In times gone by, a big local company or consortium of players could own the local paper, or keep it afloat. But even if “the community” wanted to save the whale, why would rational actors fuel the GateHouse model? That model explicitly advertises a drastically reduced product without any reduction in price, because of legacy costs and CEO bonuses and shareholder value. How do you fix that?
You’re reading this at the end of the First Election, and I’m writing it before results are final. If you’ve gotten this far into the column, odds are good that you’re politically engaged one way or another. No one would slog through what passes for my prose for any other reason.
Despite all the events and social media and hashtags and burner accounts for people on the public payroll, voter turnout tanked in 2019. A big part of why: The local daily is no longer a magnet for civic engagement.
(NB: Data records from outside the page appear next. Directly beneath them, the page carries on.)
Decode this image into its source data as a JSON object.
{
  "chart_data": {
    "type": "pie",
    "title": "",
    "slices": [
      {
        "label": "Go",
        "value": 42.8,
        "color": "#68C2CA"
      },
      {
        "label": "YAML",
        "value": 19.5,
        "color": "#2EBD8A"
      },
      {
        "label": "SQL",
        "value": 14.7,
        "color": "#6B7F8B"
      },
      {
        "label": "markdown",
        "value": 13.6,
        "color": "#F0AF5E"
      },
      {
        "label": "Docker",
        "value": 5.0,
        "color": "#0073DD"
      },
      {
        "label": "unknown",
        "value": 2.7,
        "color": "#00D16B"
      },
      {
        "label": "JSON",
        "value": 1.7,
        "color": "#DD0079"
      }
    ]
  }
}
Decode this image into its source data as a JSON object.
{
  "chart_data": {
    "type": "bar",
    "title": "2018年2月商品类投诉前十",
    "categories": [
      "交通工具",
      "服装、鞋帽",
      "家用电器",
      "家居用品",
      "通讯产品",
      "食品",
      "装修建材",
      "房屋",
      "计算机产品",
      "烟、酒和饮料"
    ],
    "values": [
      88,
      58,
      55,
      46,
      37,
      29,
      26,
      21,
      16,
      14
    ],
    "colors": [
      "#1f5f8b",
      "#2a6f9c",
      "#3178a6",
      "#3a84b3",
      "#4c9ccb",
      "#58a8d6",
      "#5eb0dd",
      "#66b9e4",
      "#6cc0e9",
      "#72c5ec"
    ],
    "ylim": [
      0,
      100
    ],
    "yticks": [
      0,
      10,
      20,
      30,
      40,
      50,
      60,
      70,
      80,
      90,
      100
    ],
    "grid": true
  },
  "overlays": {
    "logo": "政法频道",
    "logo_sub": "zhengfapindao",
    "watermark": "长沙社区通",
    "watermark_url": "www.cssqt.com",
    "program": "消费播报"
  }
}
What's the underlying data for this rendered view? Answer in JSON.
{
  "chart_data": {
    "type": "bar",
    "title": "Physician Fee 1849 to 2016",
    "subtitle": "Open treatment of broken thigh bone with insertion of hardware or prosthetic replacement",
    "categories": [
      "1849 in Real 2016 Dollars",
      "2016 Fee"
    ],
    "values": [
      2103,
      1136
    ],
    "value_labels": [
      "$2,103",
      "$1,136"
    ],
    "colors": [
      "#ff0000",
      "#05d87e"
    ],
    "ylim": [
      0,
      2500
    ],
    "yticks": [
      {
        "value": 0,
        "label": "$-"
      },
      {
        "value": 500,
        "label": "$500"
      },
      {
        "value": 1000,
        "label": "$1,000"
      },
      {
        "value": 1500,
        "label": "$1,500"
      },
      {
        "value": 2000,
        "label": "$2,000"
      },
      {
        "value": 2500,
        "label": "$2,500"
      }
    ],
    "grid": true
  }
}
Fifty-some years ago, the Times-Union and Jacksonville Journal made the Consolidation case. Could the Times-Union drive that today? Not with GateHouse’s level of investment in it.
Television reporters are as useful as their institutional knowledge allows. Kent Justice and Jim Piggott have been in the game for a long time, and they don’t get swerved. But if you’re new to the game, new to the market, how do you know who really matters and who’s a rent-a-quote?
The fact is, we need a strong local daily paper. And market forces at all levels seem to militate against that being the case for much longer. We have plenty of food deserts now. News deserts, too. And the result of the latter is that issues such as the former won’t get covered going forward. Thus leaving people dumber, less empowered and more prone to exploitation in that classic late-stage capitalism way we’ve all come to know and love.